Já tendo eu feito inúmeras competições com condições extremamente difíceis (algumas delas bastante sofridas, com hipotermia e com passagens por ambulâncias), sou totalmente a favor da utilização destes fatos. Quanto à obrigatoriedade dos mesmos fico mais renitente, uma vez que estamos a tornar a modalidade ainda mais elitista e estamos a restringi-la apenas àqueles que têm cerca de 300€ para gastar na aquisição de um fato, ou alugá-lo.

Mas penso que a verdadeira questão prende-se com a pertinência da aplicação destas regras para provas mais curtas. Estas regras foram criadas a pensar em provas de 10km.

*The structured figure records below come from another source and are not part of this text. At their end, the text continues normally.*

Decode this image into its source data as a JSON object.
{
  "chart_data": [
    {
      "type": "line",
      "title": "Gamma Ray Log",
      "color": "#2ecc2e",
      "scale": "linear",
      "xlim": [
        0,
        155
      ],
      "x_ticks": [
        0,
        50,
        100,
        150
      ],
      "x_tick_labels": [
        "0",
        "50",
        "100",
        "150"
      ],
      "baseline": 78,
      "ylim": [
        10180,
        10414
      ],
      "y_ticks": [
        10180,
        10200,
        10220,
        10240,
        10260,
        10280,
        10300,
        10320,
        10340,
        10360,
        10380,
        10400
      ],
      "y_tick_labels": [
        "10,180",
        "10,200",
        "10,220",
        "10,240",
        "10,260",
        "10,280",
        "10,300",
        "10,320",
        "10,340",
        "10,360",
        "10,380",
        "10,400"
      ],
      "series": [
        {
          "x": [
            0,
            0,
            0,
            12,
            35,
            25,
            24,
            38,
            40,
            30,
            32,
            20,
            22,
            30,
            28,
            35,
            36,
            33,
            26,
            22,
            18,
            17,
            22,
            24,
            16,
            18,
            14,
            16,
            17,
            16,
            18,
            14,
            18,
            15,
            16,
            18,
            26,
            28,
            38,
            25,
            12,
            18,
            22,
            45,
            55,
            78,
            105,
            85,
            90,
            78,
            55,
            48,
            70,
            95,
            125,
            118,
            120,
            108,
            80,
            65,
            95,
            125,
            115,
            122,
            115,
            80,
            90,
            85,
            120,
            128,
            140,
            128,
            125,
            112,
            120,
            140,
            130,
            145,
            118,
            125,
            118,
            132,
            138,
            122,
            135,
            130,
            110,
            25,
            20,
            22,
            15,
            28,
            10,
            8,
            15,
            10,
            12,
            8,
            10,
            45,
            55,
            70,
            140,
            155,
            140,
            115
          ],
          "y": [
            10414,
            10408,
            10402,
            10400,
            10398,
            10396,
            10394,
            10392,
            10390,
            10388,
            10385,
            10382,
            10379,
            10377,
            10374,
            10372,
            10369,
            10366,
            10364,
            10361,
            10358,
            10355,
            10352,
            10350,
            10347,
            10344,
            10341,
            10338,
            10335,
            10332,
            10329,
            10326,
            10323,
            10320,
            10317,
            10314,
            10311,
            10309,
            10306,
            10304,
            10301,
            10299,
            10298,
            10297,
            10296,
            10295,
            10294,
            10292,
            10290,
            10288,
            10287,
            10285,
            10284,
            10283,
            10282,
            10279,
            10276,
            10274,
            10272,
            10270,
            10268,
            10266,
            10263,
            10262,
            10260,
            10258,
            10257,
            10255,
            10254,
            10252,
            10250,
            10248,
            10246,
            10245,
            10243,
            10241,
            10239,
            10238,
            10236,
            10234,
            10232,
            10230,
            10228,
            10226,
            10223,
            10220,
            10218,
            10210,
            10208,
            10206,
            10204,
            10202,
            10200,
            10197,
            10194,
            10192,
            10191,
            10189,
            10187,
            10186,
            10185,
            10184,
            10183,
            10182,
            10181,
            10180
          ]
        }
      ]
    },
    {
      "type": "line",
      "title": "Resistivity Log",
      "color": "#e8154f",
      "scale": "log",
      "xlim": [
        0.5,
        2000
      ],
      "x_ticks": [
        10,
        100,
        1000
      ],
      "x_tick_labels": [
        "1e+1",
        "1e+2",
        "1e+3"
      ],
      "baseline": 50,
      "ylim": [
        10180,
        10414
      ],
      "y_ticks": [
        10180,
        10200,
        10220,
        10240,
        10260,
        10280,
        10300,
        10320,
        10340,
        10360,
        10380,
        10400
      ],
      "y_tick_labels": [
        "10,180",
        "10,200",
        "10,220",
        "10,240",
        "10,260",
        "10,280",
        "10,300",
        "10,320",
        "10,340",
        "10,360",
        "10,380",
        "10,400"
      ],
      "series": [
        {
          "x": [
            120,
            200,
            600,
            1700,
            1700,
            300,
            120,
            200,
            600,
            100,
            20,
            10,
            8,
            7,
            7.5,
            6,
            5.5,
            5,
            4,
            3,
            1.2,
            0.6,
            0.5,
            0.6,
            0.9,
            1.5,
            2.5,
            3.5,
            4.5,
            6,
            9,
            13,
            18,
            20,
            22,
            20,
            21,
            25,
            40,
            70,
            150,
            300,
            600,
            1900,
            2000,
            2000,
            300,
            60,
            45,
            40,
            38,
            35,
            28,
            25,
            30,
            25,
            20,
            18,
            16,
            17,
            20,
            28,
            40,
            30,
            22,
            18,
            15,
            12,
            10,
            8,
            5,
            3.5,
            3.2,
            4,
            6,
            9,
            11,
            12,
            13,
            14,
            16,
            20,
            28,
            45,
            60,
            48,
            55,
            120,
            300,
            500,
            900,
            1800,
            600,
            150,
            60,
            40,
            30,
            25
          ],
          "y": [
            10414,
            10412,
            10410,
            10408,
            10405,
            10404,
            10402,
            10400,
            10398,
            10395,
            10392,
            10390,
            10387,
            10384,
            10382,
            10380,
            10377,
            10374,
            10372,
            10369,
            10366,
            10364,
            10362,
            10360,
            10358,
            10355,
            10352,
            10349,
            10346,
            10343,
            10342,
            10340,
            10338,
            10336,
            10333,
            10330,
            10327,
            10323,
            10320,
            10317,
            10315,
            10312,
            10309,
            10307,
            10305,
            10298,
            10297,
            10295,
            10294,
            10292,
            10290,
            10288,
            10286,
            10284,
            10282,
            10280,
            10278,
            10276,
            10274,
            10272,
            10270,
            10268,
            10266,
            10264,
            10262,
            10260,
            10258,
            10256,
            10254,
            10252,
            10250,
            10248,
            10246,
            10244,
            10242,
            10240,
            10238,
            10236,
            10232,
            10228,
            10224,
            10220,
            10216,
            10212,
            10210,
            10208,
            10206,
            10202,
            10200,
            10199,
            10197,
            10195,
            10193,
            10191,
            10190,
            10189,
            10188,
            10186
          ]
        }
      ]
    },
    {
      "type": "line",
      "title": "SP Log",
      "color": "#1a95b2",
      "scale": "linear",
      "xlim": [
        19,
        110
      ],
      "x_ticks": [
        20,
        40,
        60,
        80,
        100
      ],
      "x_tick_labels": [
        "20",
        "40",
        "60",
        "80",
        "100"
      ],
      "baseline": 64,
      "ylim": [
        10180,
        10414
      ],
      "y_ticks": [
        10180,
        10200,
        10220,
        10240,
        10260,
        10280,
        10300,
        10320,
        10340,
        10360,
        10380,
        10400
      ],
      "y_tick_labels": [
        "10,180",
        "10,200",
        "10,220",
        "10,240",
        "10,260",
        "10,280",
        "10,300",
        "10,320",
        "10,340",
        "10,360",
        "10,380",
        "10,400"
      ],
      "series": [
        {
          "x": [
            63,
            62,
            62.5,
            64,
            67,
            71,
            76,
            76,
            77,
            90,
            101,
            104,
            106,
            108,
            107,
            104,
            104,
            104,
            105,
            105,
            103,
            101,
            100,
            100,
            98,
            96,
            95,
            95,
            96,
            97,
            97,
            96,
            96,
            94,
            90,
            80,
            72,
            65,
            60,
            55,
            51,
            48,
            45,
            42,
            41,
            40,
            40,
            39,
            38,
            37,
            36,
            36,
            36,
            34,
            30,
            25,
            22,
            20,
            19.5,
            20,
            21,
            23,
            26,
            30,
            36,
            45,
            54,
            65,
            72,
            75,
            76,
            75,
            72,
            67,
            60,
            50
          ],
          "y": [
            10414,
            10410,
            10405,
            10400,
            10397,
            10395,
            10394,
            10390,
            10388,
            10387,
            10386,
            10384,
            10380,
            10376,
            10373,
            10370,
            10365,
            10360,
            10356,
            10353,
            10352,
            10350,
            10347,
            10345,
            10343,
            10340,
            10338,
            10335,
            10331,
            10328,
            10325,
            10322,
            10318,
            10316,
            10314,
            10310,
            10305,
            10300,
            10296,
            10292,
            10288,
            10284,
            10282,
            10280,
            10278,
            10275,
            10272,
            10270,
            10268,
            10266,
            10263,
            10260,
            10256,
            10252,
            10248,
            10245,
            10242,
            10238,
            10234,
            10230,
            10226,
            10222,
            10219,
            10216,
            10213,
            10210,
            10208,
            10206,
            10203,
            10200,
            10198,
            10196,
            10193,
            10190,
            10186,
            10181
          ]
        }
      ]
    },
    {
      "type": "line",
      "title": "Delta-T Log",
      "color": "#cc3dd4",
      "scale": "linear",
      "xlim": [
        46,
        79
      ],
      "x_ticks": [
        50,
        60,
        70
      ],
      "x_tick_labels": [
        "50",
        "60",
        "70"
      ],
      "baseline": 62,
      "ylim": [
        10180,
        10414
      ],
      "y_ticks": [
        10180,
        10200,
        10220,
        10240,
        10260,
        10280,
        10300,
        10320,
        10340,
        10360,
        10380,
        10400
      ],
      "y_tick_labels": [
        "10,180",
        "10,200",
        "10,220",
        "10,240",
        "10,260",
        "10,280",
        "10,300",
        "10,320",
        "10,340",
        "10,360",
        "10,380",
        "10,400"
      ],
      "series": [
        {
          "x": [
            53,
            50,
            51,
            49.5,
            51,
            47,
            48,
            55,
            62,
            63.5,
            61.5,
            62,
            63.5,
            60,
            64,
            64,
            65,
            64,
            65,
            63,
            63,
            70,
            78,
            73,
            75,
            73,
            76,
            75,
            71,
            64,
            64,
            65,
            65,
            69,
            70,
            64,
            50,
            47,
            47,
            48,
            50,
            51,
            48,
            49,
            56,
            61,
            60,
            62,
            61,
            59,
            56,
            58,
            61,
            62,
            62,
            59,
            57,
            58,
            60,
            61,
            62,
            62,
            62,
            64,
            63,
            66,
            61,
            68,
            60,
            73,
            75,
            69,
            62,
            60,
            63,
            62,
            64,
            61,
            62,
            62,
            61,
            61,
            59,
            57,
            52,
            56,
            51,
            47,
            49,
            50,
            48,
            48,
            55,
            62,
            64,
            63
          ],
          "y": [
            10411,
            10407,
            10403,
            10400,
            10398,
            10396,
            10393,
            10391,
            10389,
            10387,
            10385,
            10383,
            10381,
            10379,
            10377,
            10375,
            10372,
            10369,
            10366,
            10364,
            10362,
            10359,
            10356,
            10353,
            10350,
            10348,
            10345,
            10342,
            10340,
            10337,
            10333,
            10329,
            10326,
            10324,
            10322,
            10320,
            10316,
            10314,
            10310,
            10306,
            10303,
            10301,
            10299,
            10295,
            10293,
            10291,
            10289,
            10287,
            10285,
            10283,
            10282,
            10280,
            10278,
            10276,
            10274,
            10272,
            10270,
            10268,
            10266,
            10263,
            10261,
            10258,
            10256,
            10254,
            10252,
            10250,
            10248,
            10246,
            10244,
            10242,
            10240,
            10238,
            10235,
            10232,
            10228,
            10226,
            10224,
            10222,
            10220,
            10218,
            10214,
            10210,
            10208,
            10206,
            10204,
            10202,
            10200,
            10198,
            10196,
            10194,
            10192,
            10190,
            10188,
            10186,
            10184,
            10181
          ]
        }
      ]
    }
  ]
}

Fará sentido aplicar estas mesmas regras a provas de 1500m? Não! O facto de terem distâncias diferentes e terem por conseguinte durações diferentes, faz com que os mecanismos fisiológicos também sejam diferentes. Não creio que alguém julgue haver grande risco para a saúde de um atleta nadar 1500m com a água a 17ºC.

A título de exemplo posso dizer que já vi mais atletas a saírem mal da água depois de uma Taça do Mundo de 10km em Setúbal com a água a 19ºC, do que atletas a saírem mal da água depois dos 1500m da Travessia da Baía, mesmo com a água a 16ºC.

Em várias provas internacionais em que se fechava o olho ao termómetro, a temperatura oficial é alterada consoante aquilo que se pretende. Deveria a equipa de arbitragem ter feito o mesmo? Penso que não. Neste caso, a equipa de arbitragem neste cumpriu a sua tarefa e fez cumprir as regras. A verdadeira questão é sobre a aplicabilidade destas regras em provas mais populares e com distância mais curta.

Tratando-se de uma prova curta, até à edição de hoje, tolerada com facilidade por todos que nela participam sem grandes problemas de saúde envolvidos, põe-se a questão: Deveriam as entidades responsáveis (ANL e FPN) criar normas suas, específicas para estas provas mais curtas de forma a que a modalidade possa continuar a crescer em número de praticantes? Valerá a pena dificultar o acesso a nadadores nestas competições mais populares, que, não se tratando sequer de um campeonato nacional, não têm sequer impacto sequer na avaliação dos nadadores dito de alto-rendimento?